[Haskell-beginners] forall confusion

[Isaac Dupree]

On 05/29/10 11:35, Philip Scott wrote:
> Hi all,
>
> I was wondering if someone could give me an intuitive explanation of why in
>
> f :: forall a.(Show a) => a -> String
> f x = show x
>
> "forall a.(Show a) => a" appears to translate into "Any a, as long as it
> is an instance of Show"

The function must be type-correctly defined for "any a in Show".  (the 
caller/user "chooses" which type "a" is desired.)

> but if I use forall in an type qualifier in an assignment:
>
> myList = [] :: [forall a.(Show a) => a]

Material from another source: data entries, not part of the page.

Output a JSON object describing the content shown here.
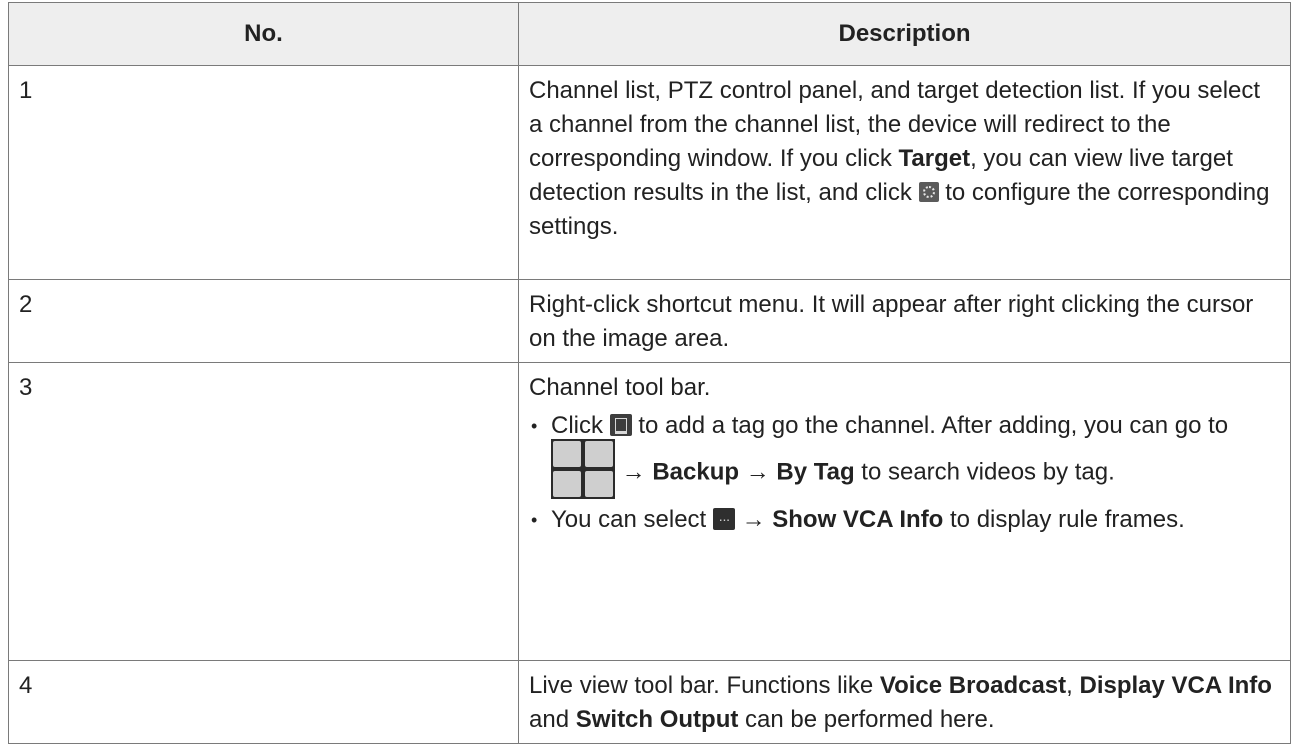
{
  "table": {
    "headers": [
      "No.",
      "Description"
    ],
    "rows": [
      {
        "no": "1",
        "desc": {
          "part1": "Channel list, PTZ control panel, and target detection list. If you select a channel from the channel list, the device will redirect to the corresponding window. If you click ",
          "target": "Target",
          "part2": ", you can view live target detection results in the list, and click ",
          "part3": " to configure the corresponding settings.",
          "icon": "settings-gear-icon"
        }
      },
      {
        "no": "2",
        "desc": {
          "text": "Right-click shortcut menu. It will appear after right clicking the cursor on the image area."
        }
      },
      {
        "no": "3",
        "desc": {
          "intro": "Channel tool bar.",
          "b1_click": "Click ",
          "b1_mid": " to add a tag go the channel. After adding, you can go to ",
          "b1_arrow1": " → ",
          "b1_backup": "Backup",
          "b1_arrow2": " → ",
          "b1_bytag": "By Tag",
          "b1_end": " to search videos by tag.",
          "b2_start": "You can select ",
          "b2_arrow": " → ",
          "b2_show": "Show VCA Info",
          "b2_end": " to display rule frames.",
          "icons": [
            "tag-icon",
            "main-menu-grid-icon",
            "more-icon"
          ]
        }
      },
      {
        "no": "4",
        "desc": {
          "p1": "Live view tool bar. Functions like ",
          "voice": "Voice Broadcast",
          "comma": ", ",
          "display": "Display VCA Info",
          "and": " and ",
          "switch": "Switch Output",
          "p2": " can be performed here."
        }
      }
    ]
  }
}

Each element of this list must be "any a in Show".  (the caller/user 
"chooses" which type "a" is desired.)  In this case, the only way to 
generate a value that is truly "any a in Show" is "undefined".*

*some classes, like Read, might provide another possible value, as in 
[read "123"] which could be [forall a.(Read a) => a] -- albeit only a 
few types "a", such as Integer and Double, would actually have 
non-bottom values in this case, but it's easy to construct less-awful 
examples.

Why were you poring over Existentially Quantified Types? -- you didn't 
use any existentials above -- did you want to? (or I should ask -- can 
you tell, yet, whether you wanted to?)

-Isaac